AMD’s Lisa Su commits to 7nm Epyc delivering 2X performance and 4X FPU performance per socket. PATRICK MOORHEAD
Of big interest to me is what happens when you combine Instinct with the new Epyc. PCIe 4 is a nice added, but there could be more. While AMD talked about how Infinity Fabric could be used to share memory across Instinct GPUs, AMD didn’t talk about what happened if you could extend the GPU via Infinity Fabric to system memory, providing complete system memory coherence. Maybe I am just inventing something in this article that doesn’t exist, but maybe AMD has finally adopted a systems approach using GPU, CPU and memory fabric. AMD’s datacenter group likes to slowly dribble out information for a rolling thunder approach, but maybe we’ll see this at the next Epyc event.
The AMD Next Horizon event did not disappoint—we got a deeper look at the future of EPYC, the Zen architecture, and even Infinity Fabric.

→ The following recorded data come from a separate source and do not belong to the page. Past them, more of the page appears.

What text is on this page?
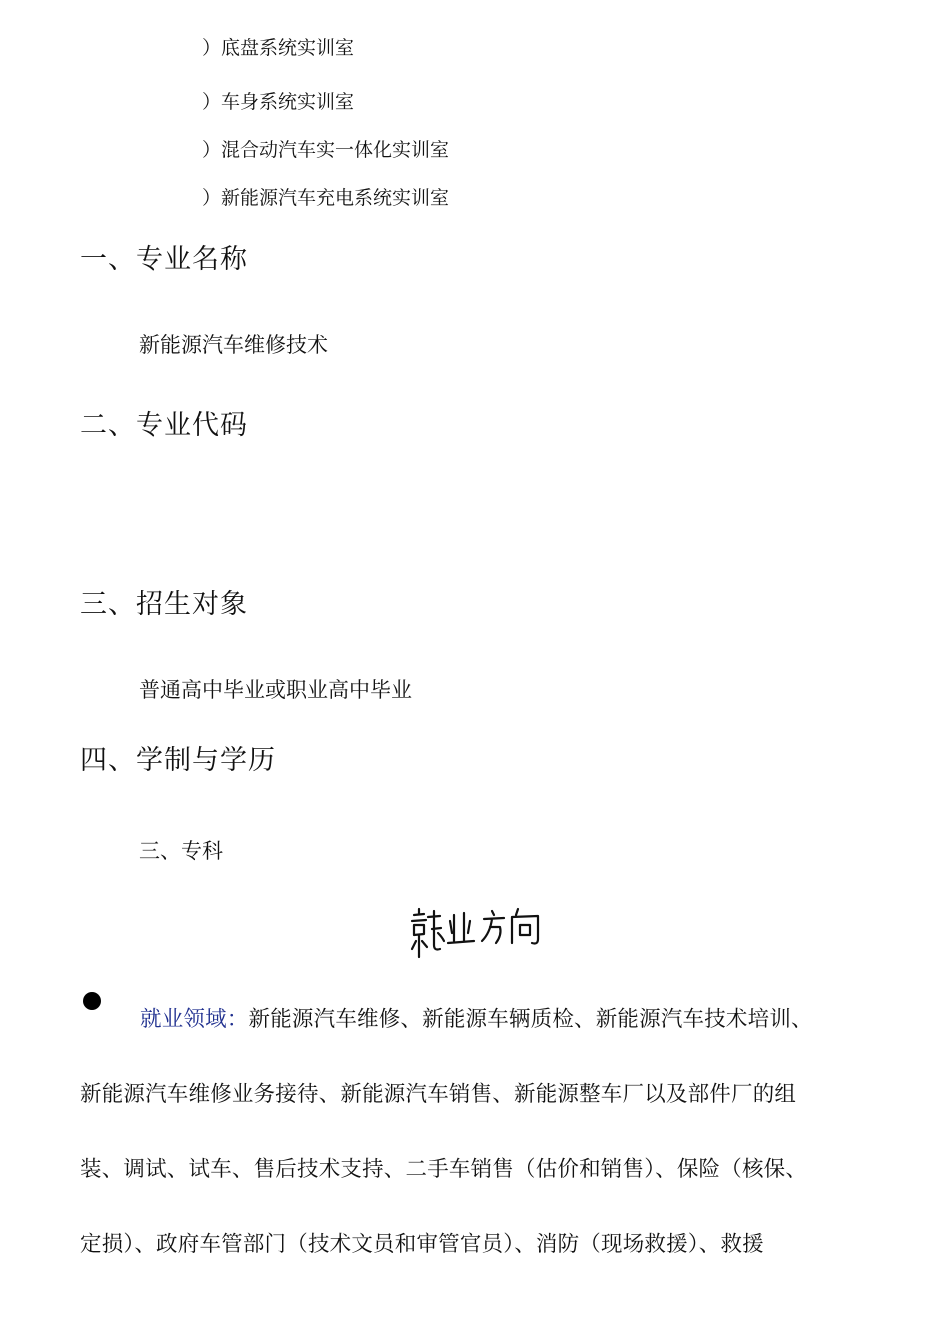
）底盘系统实训室
）车身系统实训室
）混合动汽车实一体化实训室
）新能源汽车充电系统实训室
一、专业名称
新能源汽车维修技术
二、专业代码
三、招生对象
普通高中毕业或职业高中毕业
四、学制与学历
三、专科
就业领域：新能源汽车维修、新能源车辆质检、新能源汽车技术培训、
新能源汽车维修业务接待、新能源汽车销售、新能源整车厂以及部件厂的组
装、调试、试车、售后技术支持、二手车销售（估价和销售）、保险（核保、
定损）、政府车管部门（技术文员和审管官员）、消防（现场救援）、救援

We also saw more details on AMD’s newly released 7nm Instinct GPU cards. Additionally, the new EPYC-based AWS instances offer strong proof of these processors’ value proposition and will likely make a positive financial impact. I believe AMD has its best chance ever to capitalize on its datacenter server opportunity with CPUs and GPUs and over the next few weeks, and the team and I will be doing some deeper dives into what was announced.
Note: Moor Insights & Strategy writers and editors may have contributed to this article.